- Table of Contents
- A Secure Web Application Template (SWA)
- Maintenance & Contribution
- Code of Conduct
Secure Web App template is an open-source framework for secure web applications which offers fundamental security mechanisms like secure web connection, message encryption, data integrity, and protection against various malicious attacks alongside user authentication features (register, login) out of the box, so you can get started with your next project without worrying too much about security aspects. 🔐
It has been developed by Computer Science & Engineering students within the context of a study course at Cologne University of Applied Sciences.
- Password Hashing
- 2 Factor Authentication (2FA)
- Authentication
- Content Security Policy (CSP)
- Protection against SQL-Injection
- Protection against cross-site request forgery (CSRF)
- Protection against cross-site scripting (XSS)
- Web traffic over a reverse proxy server
It has been developed such in a way that anyone with entry-level knowledge to expert-level can benefit from it.
The power of Secure Web App lies in its modular architecture. This allows smooth addition and removal of desired functional components based on the use case and requirements.
DISCLAIMER: It is highly recommended to go over the architectural details below before typing any lines of code.
A good starting point is to get SWA running before taking a look at how everything works. For this purpose a small chat client is included as an example on how this system could be used. Follow the steps below to install and launch SWA.
- nodejs & npm (latest)
- docker & docker compose (latest)
Note: Please make sure you got the latest versions of nodejs, npm, docker and docker compose. Otherwise the build/launch might fail.
Please refer to nodejs and docker about how to properly install this software on your operating system.
Note: It is important to follow these steps in order.
- Run
npm install
- Followed by
docker compose build
After these two steps the application should be ready for launch.
- Run
docker compose up
to start all three docker containers used by the application - Run
npm start
to start the actual application
To verify that the application is running open a browser and navigate to localhost.
Note: If you are having connection issues you might need to open ports 80, 443 and 3307 in your firewall manually to be able to connect to the application. Note that 3307 allows for direct access to the application, bypassing the apache2 proxy. Therefore access to port 3307 should be restricted during production. This can either be done locally by defining a firewall rule that allows the apache2 proxy to connect while blocking external connections or, if you have access to it, by blocking port 3307 on the next higher level firewall (like a router firewall).
Now that we got the application running it's time to understand how it all works.
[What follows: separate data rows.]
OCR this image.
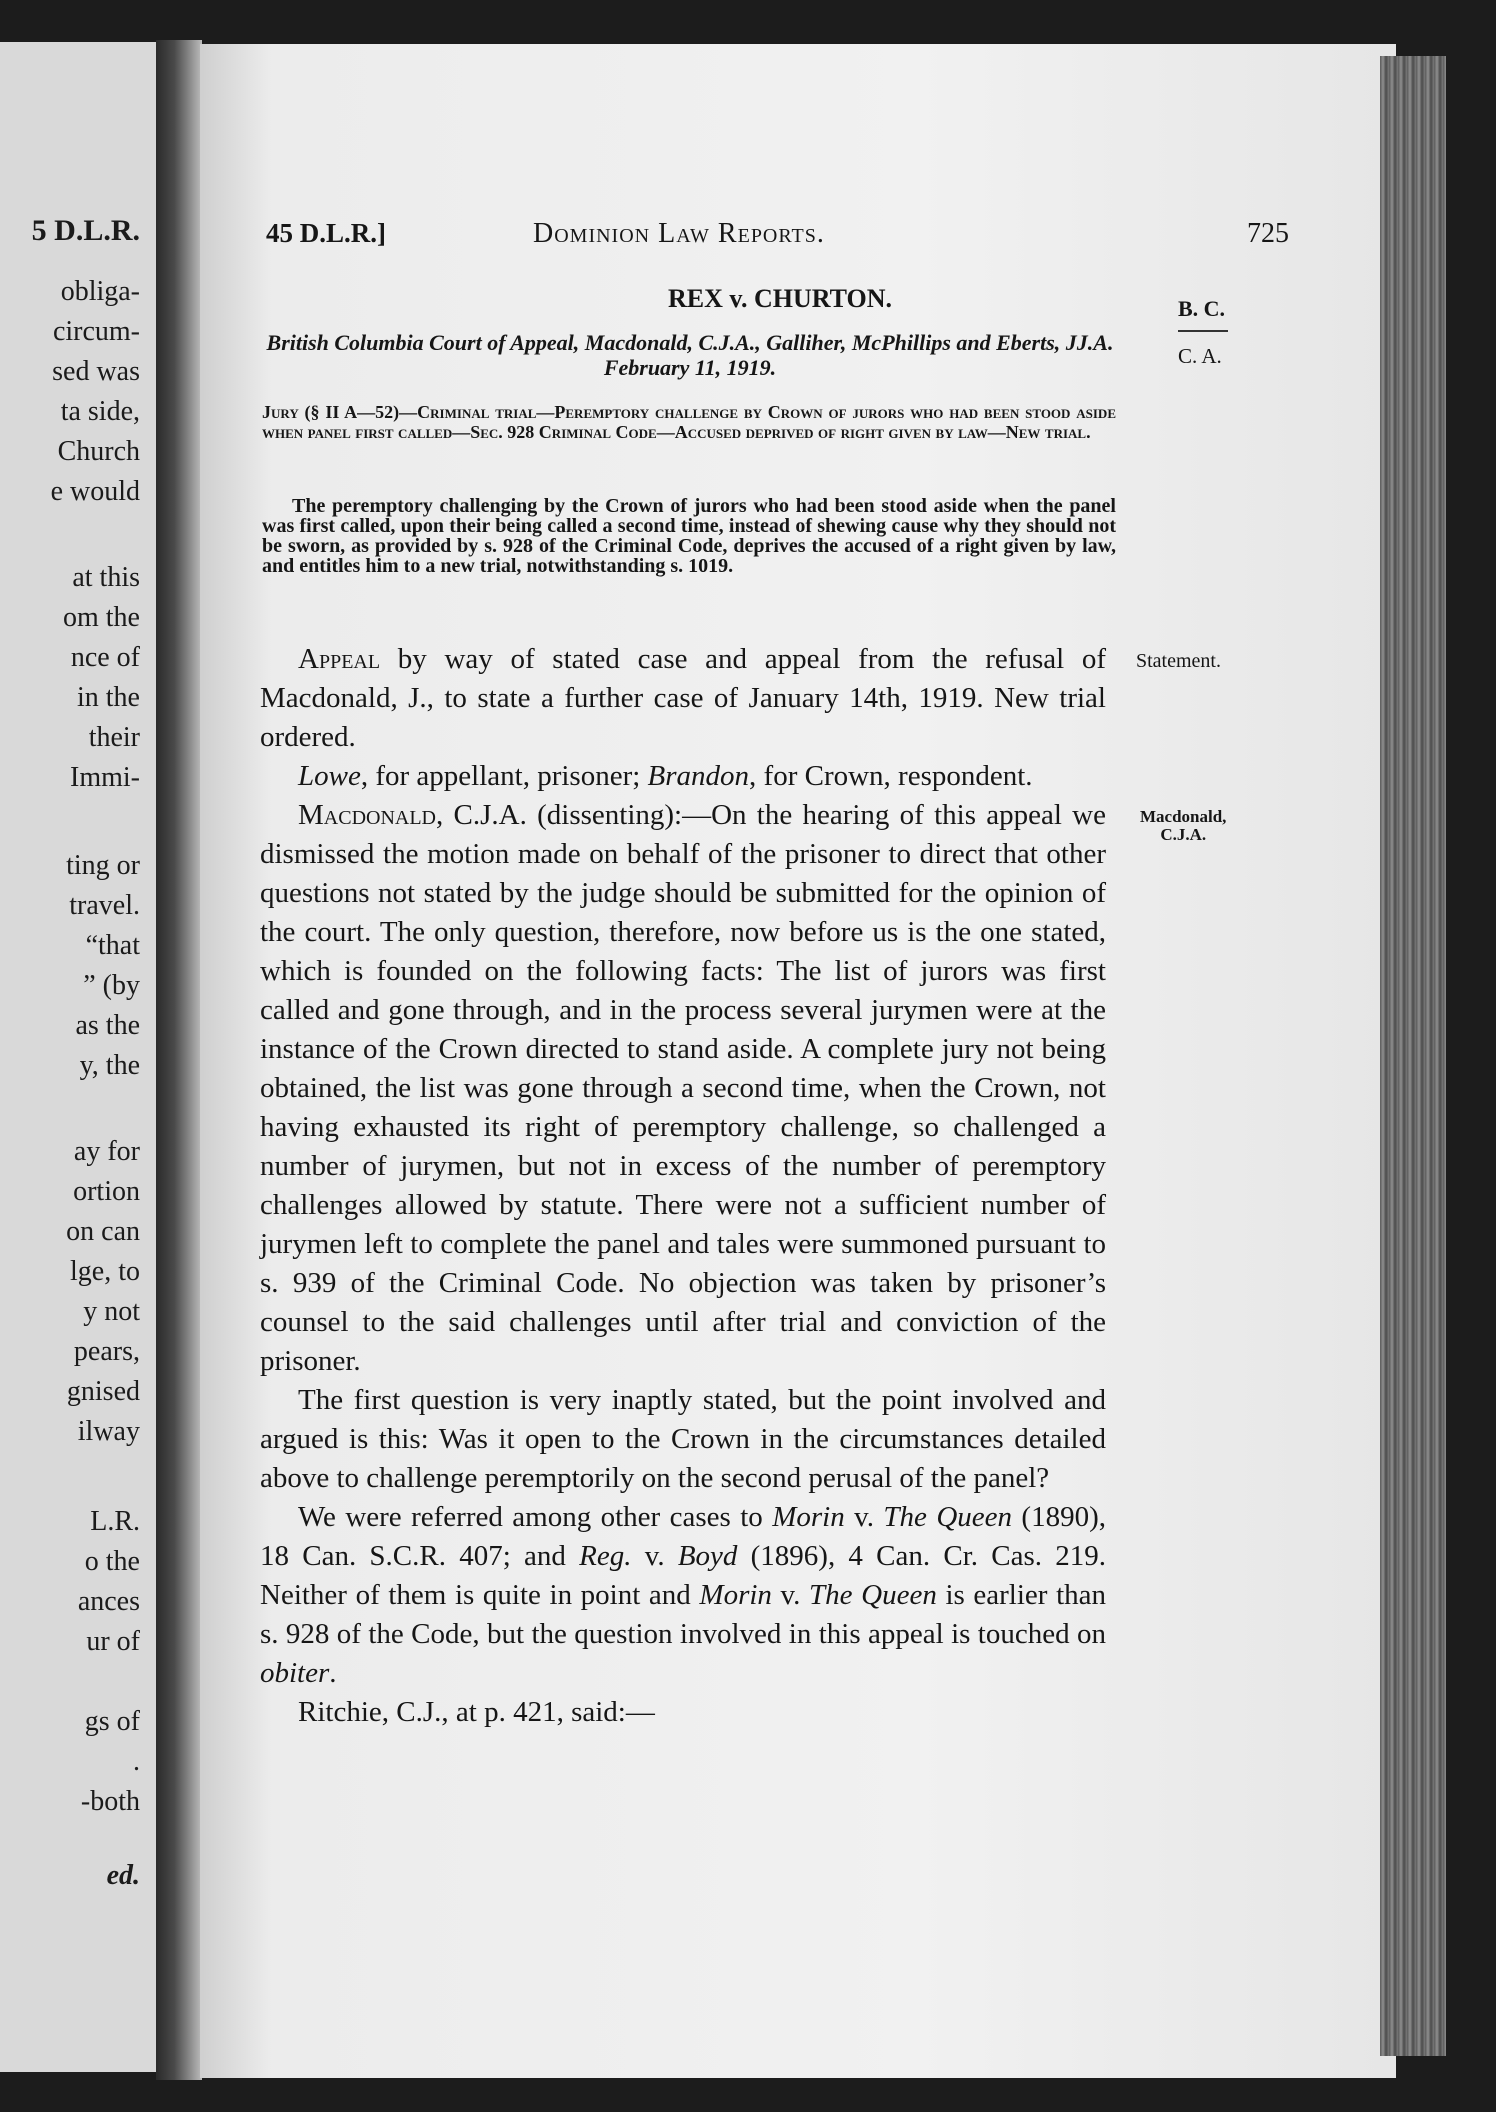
5 D.L.R.
obliga-
circum-
sed was
ta side,
Church
e would
at this
om the
nce of
in the
their
Immi-
ting or
travel.
“that
” (by
as the
y, the
ay for
ortion
on can
lge, to
y not
pears,
gnised
ilway
L.R.
o the
ances
ur of
gs of
.
-both
ed.
45 D.L.R.]	Dominion Law Reports.	725
REX v. CHURTON.
British Columbia Court of Appeal, Macdonald, C.J.A., Galliher, McPhillips and Eberts, JJ.A. February 11, 1919.
Jury (§ II A—52)—Criminal trial—Peremptory challenge by Crown of jurors who had been stood aside when panel first called—Sec. 928 Criminal Code—Accused deprived of right given by law—New trial.
The peremptory challenging by the Crown of jurors who had been stood aside when the panel was first called, upon their being called a second time, instead of shewing cause why they should not be sworn, as provided by s. 928 of the Criminal Code, deprives the accused of a right given by law, and entitles him to a new trial, notwithstanding s. 1019.
B. C.
C. A.
Statement.
Macdonald,
C.J.A.

Appeal by way of stated case and appeal from the refusal of Macdonald, J., to state a further case of January 14th, 1919. New trial ordered.

Lowe, for appellant, prisoner; Brandon, for Crown, respondent.

Macdonald, C.J.A. (dissenting):—On the hearing of this appeal we dismissed the motion made on behalf of the prisoner to direct that other questions not stated by the judge should be submitted for the opinion of the court. The only question, therefore, now before us is the one stated, which is founded on the following facts: The list of jurors was first called and gone through, and in the process several jurymen were at the instance of the Crown directed to stand aside. A complete jury not being obtained, the list was gone through a second time, when the Crown, not having exhausted its right of peremptory challenge, so challenged a number of jurymen, but not in excess of the number of peremptory challenges allowed by statute. There were not a sufficient number of jurymen left to complete the panel and tales were summoned pursuant to s. 939 of the Criminal Code. No objection was taken by prisoner’s counsel to the said challenges until after trial and conviction of the prisoner.

The first question is very inaptly stated, but the point involved and argued is this: Was it open to the Crown in the circumstances detailed above to challenge peremptorily on the second perusal of the panel?

We were referred among other cases to Morin v. The Queen (1890), 18 Can. S.C.R. 407; and Reg. v. Boyd (1896), 4 Can. Cr. Cas. 219. Neither of them is quite in point and Morin v. The Queen is earlier than s. 928 of the Code, but the question involved in this appeal is touched on obiter.

Ritchie, C.J., at p. 421, said:—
Let us start with the most important concept which you will hear a lot during this explanation: Modules
A module is a small, and for the most part independent, component of the application. Modules can vary a lot, from simple middleware providers to an entire chat system.
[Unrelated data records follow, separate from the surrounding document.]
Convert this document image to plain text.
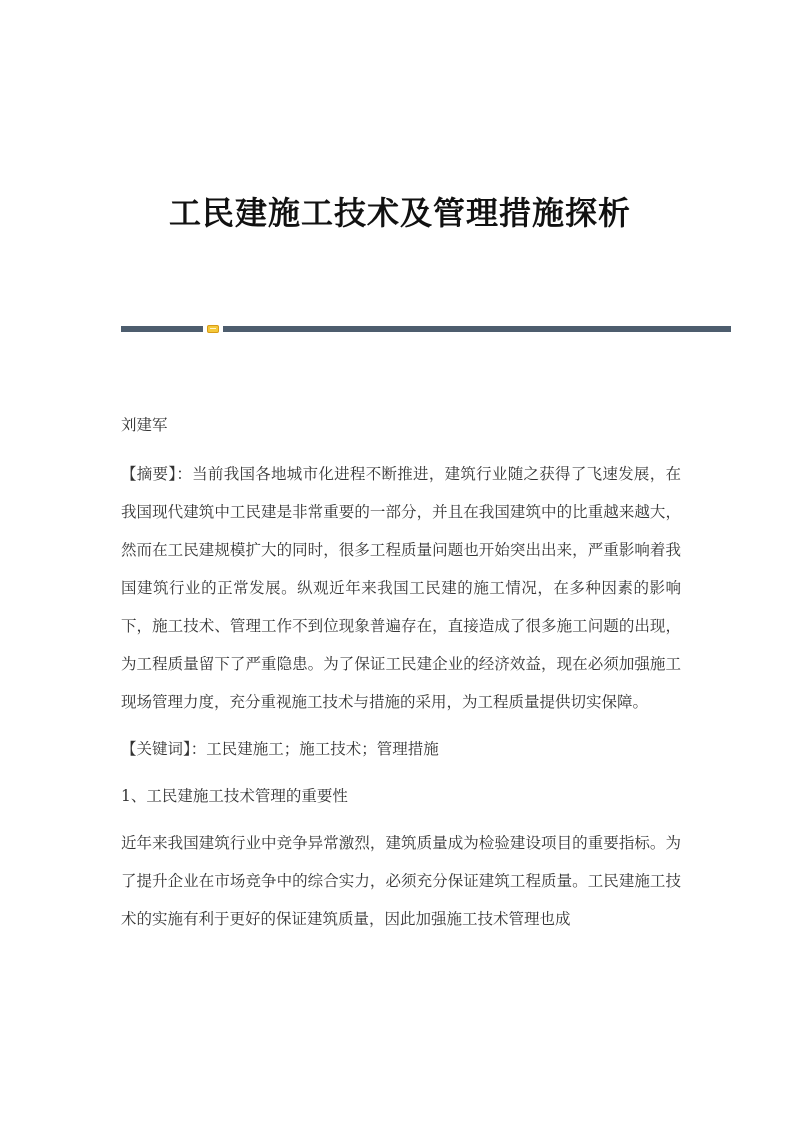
工民建施工技术及管理措施探析

刘建军

【摘要】：当前我国各地城市化进程不断推进，建筑行业随之获得了飞速发展，在我国现代建筑中工民建是非常重要的一部分，并且在我国建筑中的比重越来越大，然而在工民建规模扩大的同时，很多工程质量问题也开始突出出来，严重影响着我国建筑行业的正常发展。纵观近年来我国工民建的施工情况，在多种因素的影响下，施工技术、管理工作不到位现象普遍存在，直接造成了很多施工问题的出现，为工程质量留下了严重隐患。为了保证工民建企业的经济效益，现在必须加强施工现场管理力度，充分重视施工技术与措施的采用，为工程质量提供切实保障。

【关键词】：工民建施工；施工技术；管理措施

1、工民建施工技术管理的重要性

近年来我国建筑行业中竞争异常激烈，建筑质量成为检验建设项目的重要指标。为了提升企业在市场竞争中的综合实力，必须充分保证建筑工程质量。工民建施工技术的实施有利于更好的保证建筑质量，因此加强施工技术管理也成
So that's nice, but how does it work? Well it's actually very simple. It all boils down to just a couple of resources and a single function. But let's not get ahead of ourselves.
Every folder located in the modules directory is a module.
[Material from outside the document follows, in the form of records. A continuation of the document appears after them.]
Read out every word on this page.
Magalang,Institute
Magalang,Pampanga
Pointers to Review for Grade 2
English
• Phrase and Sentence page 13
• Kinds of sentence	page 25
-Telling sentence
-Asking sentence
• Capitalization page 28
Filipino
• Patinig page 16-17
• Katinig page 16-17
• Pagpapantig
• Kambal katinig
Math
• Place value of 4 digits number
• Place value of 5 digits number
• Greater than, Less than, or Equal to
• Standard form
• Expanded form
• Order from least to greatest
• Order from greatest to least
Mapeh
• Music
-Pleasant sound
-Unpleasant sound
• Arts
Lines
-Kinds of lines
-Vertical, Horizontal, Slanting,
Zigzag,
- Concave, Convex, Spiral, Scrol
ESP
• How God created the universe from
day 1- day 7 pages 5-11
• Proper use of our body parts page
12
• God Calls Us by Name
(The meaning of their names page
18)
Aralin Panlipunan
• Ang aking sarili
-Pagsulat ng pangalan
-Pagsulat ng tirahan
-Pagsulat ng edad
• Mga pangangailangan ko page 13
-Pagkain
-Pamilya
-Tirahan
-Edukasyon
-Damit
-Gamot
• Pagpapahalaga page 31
So in order to create a new module just create a new folder in modules with a descriptive name.
Great, we now have a module... except that this module is not very useful in it's current state. To actually make it useful we need to fill it with content, but how? To answer that question we need to go over the two major parts that modules are composed of: Resources and the module function. Let's start with resources.
If you worked with express or similar frameworks before you likely already know what routes
, views
and public
refers to and can safely skip the next three sub-chapters. If not, no need to worry as we will quickly explain what each of these actually mean:
To understand routes
let's first talk about paths
. A path
refers to a location where something is located. If you open a web page and look at the url you will see something like
https://somepage.com/
example/thatOneFile.html
. The part that is highlighted in bold? That is called a path
and refers to a resource: A file called thatOneFile.html
.
Now this is useful and all, but it's also a bit limiting in what you can do. Think about it, this .html
file is 'finished', there is nothing we can really do with it. But what if we want to make a web application, something a lot more complex than a simple page?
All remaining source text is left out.